Vivendi devra également argumenter auprès de la Commission européenne sur un autre aspect de la prise de contrôle de Lagardère. En effet, la Commission européenne a soulevé un problème possible de concurrence sur le marché de la presse people en France puisque l’opération rapprocherait Gala et Voici, détenus par Vivendi au titre de Prisma Presse (voir La rem n°57-58, p.43) et Paris Match, propriété de Lagardère. Mais la qualification de Paris Match comme titre de presse people devrait être facilement contestée. Le titre est certes porté sur l’actualité des stars, mais il propose aussi une couverture de l’actualité, avec un recours important au photojournalisme, Paris Match étant l’un des derniers magazines français à véritablement compter sur cette spécialité pour illustrer l’information. En France, il est d’ailleurs enregistré en tant que titre d’information politique et générale par la Commission paritaire des publications et agences de presse (CPPAP). Les agences média, qui achètent de l’espace publicitaire pour leurs annonceurs, l’intègrent plus volontiers dans les magazines illustrés, capables d’attirer les annonceurs institutionnels, le luxe et la mode. À l’inverse, la presse people fait plutôt fuir ces annonceurs qui n’aiment pas voir leurs marques et produits associés à des contenus sensationnalistes.

Sources :

  • « Édition : le projet de cession d’Editis par Vivendi se précise », Claudia Cohen, Le Figaro, 26 octobre 2022.

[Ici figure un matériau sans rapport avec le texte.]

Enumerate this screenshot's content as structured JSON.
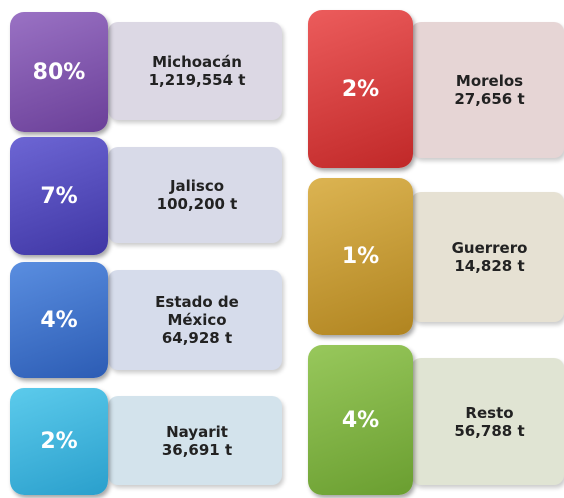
{
  "items": [
    {
      "percent": "80%",
      "name": "Michoacán",
      "amount": "1,219,554 t"
    },
    {
      "percent": "7%",
      "name": "Jalisco",
      "amount": "100,200 t"
    },
    {
      "percent": "4%",
      "name": "Estado de México",
      "amount": "64,928 t"
    },
    {
      "percent": "2%",
      "name": "Nayarit",
      "amount": "36,691 t"
    },
    {
      "percent": "2%",
      "name": "Morelos",
      "amount": "27,656 t"
    },
    {
      "percent": "1%",
      "name": "Guerrero",
      "amount": "14,828 t"
    },
    {
      "percent": "4%",
      "name": "Resto",
      "amount": "56,788 t"
    }
  ]
}
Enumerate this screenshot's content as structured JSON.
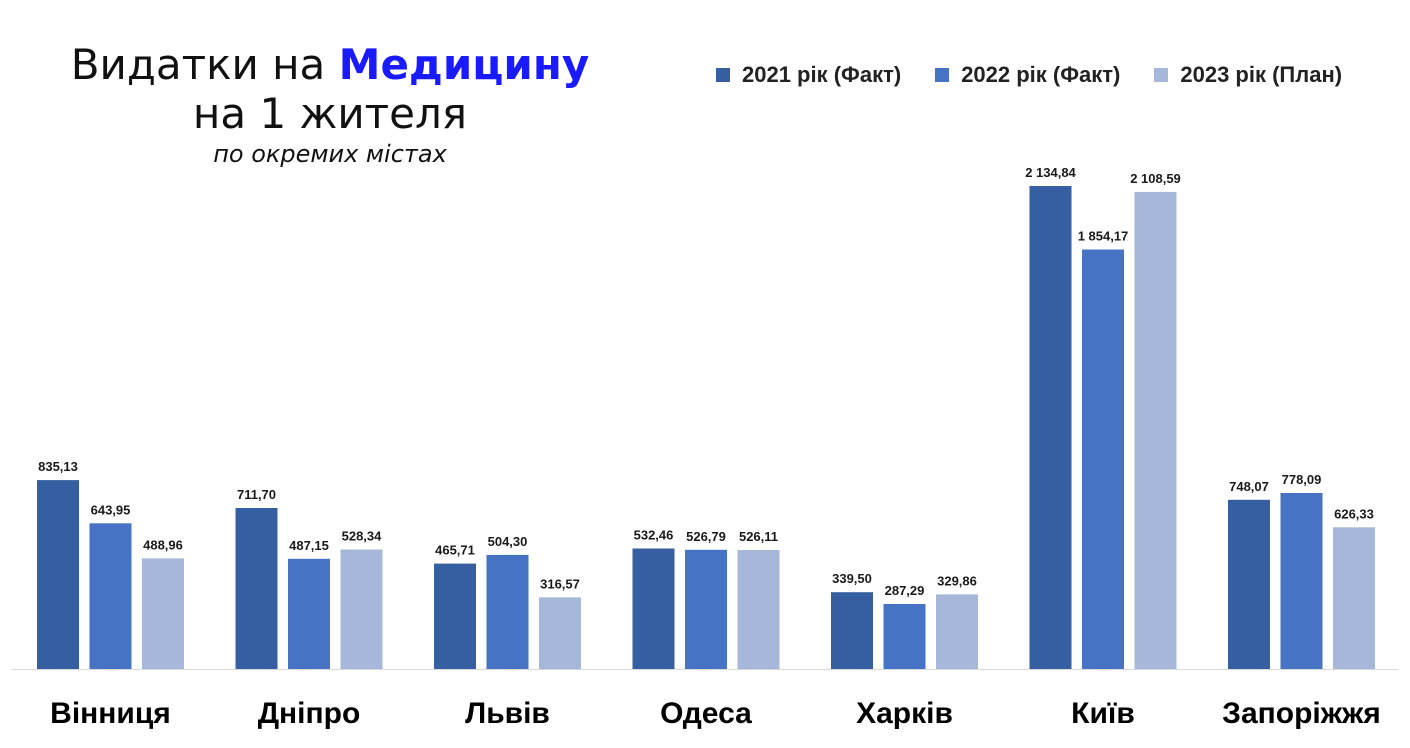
{
  "title": {
    "line1_prefix": "Видатки на ",
    "line1_accent": "Медицину",
    "line2": "на 1 жителя",
    "subtitle": "по окремих містах"
  },
  "colors": {
    "series": [
      "#355fa0",
      "#4673c4",
      "#a6b7d9"
    ],
    "accent": "#1a1aff",
    "axis": "#d9d9d9"
  },
  "chart_data": {
    "type": "bar",
    "title": "Видатки на Медицину на 1 жителя",
    "subtitle": "по окремих містах",
    "categories": [
      "Вінниця",
      "Дніпро",
      "Львів",
      "Одеса",
      "Харків",
      "Київ",
      "Запоріжжя"
    ],
    "series": [
      {
        "name": "2021 рік (Факт)",
        "values": [
          835.13,
          711.7,
          465.71,
          532.46,
          339.5,
          2134.84,
          748.07
        ],
        "labels": [
          "835,13",
          "711,70",
          "465,71",
          "532,46",
          "339,50",
          "2 134,84",
          "748,07"
        ]
      },
      {
        "name": "2022 рік (Факт)",
        "values": [
          643.95,
          487.15,
          504.3,
          526.79,
          287.29,
          1854.17,
          778.09
        ],
        "labels": [
          "643,95",
          "487,15",
          "504,30",
          "526,79",
          "287,29",
          "1 854,17",
          "778,09"
        ]
      },
      {
        "name": "2023 рік (План)",
        "values": [
          488.96,
          528.34,
          316.57,
          526.11,
          329.86,
          2108.59,
          626.33
        ],
        "labels": [
          "488,96",
          "528,34",
          "316,57",
          "526,11",
          "329,86",
          "2 108,59",
          "626,33"
        ]
      }
    ],
    "legend_position": "top-right",
    "grid": false
  }
}
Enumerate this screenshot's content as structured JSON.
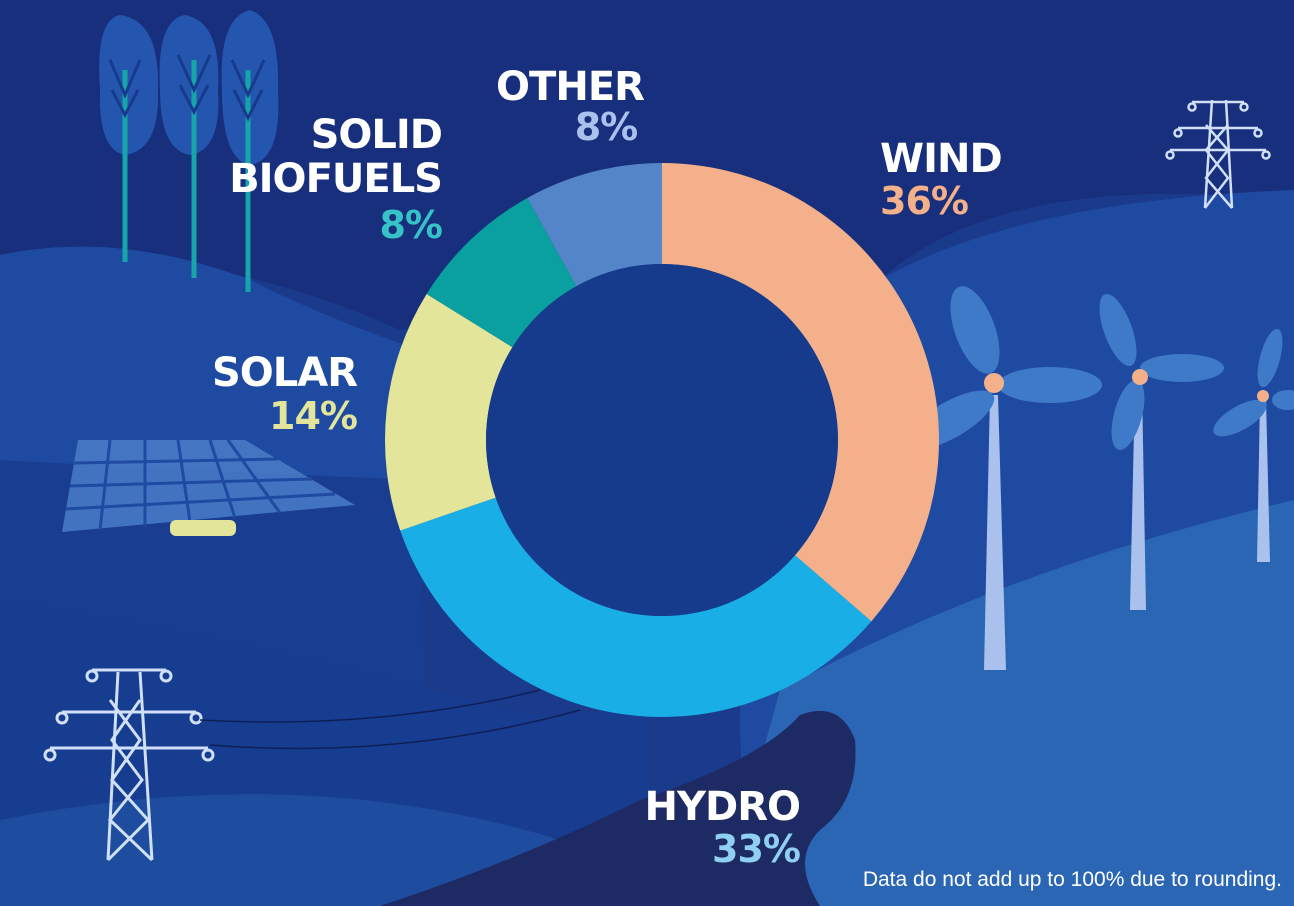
{
  "chart_data": {
    "type": "pie",
    "donut": true,
    "title": "",
    "slices": [
      {
        "label": "WIND",
        "value": 36,
        "display": "36%",
        "color": "#f4b08a",
        "label_color": "#f4b08a"
      },
      {
        "label": "HYDRO",
        "value": 33,
        "display": "33%",
        "color": "#19aee6",
        "label_color": "#8fd0f2"
      },
      {
        "label": "SOLAR",
        "value": 14,
        "display": "14%",
        "color": "#e3e59b",
        "label_color": "#e3e59b"
      },
      {
        "label": "SOLID BIOFUELS",
        "label_lines": [
          "SOLID",
          "BIOFUELS"
        ],
        "value": 8,
        "display": "8%",
        "color": "#0aa0a0",
        "label_color": "#35c3c8"
      },
      {
        "label": "OTHER",
        "value": 8,
        "display": "8%",
        "color": "#5585c9",
        "label_color": "#a9c1ec"
      }
    ],
    "start": "top, clockwise"
  },
  "footnote": "Data do not add up to 100% due to rounding.",
  "colors": {
    "background": "#1a3a8c",
    "donut_hole": "#163a8c",
    "hill_dark": "#112a6e",
    "hill_light": "#2b66b4",
    "river": "#1e2a63",
    "icons": "#cfe0f8"
  },
  "decor": {
    "icons": [
      "trees-icon",
      "power-tower-icon",
      "solar-panel-icon",
      "wind-turbine-icon",
      "river-icon"
    ]
  }
}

  • « Vivendi cherche à se réinventer un avenir de haut plan dans l’édition », Fabienne Schmitt, Stéphane Loignon, M.A., G.B., N.R., Les Échos, 28 octobre 2022.
  • « Édition : la justice américaine bloque un méga-deal », Florian Debès, Les Échos, 2 novembre 2022.

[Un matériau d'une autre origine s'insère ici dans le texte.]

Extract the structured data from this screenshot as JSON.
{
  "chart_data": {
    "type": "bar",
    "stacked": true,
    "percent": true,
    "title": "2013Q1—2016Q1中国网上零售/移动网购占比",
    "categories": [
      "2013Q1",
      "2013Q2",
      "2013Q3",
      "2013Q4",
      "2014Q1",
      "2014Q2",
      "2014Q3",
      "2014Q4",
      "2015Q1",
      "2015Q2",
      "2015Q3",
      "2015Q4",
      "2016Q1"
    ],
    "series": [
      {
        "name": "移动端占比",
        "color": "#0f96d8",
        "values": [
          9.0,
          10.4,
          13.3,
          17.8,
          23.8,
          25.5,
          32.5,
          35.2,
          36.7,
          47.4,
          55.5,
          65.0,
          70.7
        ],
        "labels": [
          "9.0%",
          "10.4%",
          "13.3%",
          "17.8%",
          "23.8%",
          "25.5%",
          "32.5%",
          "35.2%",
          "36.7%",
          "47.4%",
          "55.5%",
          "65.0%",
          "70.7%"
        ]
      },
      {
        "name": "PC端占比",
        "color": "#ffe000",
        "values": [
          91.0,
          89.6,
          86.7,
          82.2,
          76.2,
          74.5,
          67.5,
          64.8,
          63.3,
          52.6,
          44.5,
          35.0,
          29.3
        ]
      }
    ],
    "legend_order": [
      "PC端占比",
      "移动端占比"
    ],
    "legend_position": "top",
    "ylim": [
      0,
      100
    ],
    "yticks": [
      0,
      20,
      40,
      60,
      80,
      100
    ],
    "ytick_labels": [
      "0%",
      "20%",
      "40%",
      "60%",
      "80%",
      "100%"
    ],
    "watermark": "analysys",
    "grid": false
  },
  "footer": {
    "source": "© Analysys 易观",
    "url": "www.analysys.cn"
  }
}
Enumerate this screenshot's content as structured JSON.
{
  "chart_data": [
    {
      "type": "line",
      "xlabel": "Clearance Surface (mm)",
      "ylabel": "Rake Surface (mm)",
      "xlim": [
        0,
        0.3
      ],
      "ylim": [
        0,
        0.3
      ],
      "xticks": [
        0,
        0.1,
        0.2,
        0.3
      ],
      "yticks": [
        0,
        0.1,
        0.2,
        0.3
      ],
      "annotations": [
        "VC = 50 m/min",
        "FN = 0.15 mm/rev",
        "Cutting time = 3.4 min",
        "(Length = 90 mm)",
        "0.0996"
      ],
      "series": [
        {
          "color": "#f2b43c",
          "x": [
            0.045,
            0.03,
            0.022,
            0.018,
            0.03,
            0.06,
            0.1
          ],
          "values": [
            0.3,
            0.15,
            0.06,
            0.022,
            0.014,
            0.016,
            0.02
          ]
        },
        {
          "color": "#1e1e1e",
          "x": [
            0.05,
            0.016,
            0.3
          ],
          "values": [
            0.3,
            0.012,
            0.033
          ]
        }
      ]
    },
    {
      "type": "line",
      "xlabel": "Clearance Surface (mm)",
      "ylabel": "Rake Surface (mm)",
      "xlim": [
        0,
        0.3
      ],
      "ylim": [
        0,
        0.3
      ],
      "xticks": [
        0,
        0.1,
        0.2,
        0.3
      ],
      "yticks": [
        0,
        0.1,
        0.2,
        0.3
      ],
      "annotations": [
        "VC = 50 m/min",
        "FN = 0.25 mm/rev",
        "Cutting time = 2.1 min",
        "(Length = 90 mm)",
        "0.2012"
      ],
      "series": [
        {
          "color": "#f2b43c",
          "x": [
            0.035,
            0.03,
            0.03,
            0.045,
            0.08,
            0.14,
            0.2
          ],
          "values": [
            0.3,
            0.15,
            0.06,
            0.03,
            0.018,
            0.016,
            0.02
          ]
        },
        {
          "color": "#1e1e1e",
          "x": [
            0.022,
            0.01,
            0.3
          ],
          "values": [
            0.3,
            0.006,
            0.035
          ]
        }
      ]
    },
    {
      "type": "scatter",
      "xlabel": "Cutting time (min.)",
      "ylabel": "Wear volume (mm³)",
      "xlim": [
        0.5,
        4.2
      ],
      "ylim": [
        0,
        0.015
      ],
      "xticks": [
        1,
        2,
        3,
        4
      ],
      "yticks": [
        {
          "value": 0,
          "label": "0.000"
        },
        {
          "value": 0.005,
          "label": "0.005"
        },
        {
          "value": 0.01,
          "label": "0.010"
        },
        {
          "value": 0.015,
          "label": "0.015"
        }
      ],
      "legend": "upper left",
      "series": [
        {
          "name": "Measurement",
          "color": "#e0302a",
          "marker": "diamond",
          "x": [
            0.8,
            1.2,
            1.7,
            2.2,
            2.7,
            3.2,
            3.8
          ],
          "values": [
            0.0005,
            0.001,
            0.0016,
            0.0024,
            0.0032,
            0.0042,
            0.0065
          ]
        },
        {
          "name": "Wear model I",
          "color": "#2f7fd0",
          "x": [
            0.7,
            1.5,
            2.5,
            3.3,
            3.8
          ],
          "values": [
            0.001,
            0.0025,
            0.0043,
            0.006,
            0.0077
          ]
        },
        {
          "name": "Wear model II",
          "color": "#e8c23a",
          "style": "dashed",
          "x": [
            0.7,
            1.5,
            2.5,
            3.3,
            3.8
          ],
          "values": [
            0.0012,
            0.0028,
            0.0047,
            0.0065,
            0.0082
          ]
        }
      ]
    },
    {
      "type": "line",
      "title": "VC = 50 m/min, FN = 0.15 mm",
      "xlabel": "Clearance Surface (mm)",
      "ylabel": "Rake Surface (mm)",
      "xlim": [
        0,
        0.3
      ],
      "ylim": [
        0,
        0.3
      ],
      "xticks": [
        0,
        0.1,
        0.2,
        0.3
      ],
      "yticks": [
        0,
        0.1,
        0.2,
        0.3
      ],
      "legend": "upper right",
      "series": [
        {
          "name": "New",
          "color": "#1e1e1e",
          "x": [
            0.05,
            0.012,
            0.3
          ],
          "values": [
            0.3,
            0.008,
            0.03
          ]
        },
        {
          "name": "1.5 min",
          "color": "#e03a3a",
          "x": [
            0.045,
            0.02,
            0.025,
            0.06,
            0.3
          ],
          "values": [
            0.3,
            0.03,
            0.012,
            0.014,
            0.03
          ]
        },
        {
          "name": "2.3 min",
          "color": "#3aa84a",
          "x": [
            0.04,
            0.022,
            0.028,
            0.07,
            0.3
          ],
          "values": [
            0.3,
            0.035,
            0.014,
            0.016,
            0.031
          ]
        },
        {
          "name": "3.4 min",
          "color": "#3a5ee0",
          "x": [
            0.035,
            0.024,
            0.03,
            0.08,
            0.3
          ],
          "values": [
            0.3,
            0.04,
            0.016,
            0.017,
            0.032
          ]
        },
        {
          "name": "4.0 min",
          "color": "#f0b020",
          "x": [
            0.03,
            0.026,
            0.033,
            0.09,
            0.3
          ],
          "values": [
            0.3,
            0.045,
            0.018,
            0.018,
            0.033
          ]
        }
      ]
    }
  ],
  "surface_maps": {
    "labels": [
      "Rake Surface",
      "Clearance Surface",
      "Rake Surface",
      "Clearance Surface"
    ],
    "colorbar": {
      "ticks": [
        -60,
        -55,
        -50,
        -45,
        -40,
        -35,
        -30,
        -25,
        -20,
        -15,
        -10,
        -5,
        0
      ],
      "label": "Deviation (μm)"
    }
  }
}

  • « Reprise d’Editis : Vivendi fixe à ce vendredi la date limite de remise des offres », Nicolas Madelaine, Nicolas Richaud, Fabio Benedetti Valentini, Les Échos, 18 novembre 2022.
  • « Édition : le propriétaire de Simon & Schuster va abandonner la vente à Penguin Random House », Claudia Cohen, Le Figaro, 23 novembre 2022.
  • « Paramount renonce à vendre Simon & Schuster à Bertelsmann », Nicolas Richaud, Les Échos, 23 novembre 2022.
  • « Bolloré sous pression pour céder 100 % d’Editis », Claudia Cohen, Le Figaro, 30 novembre 2022.
  • « Vivendi-Lagardère : la presse people, l’autre sujet qui préoccupe Bruxelles », Stéphane Loignon, Les Échos, 10 janvier 2023.
  • « Vivendi prêt à déclencher l’introduction en Bourse d’Editis », Nicolas Richaud, Les Échos, 30 janvier 2023.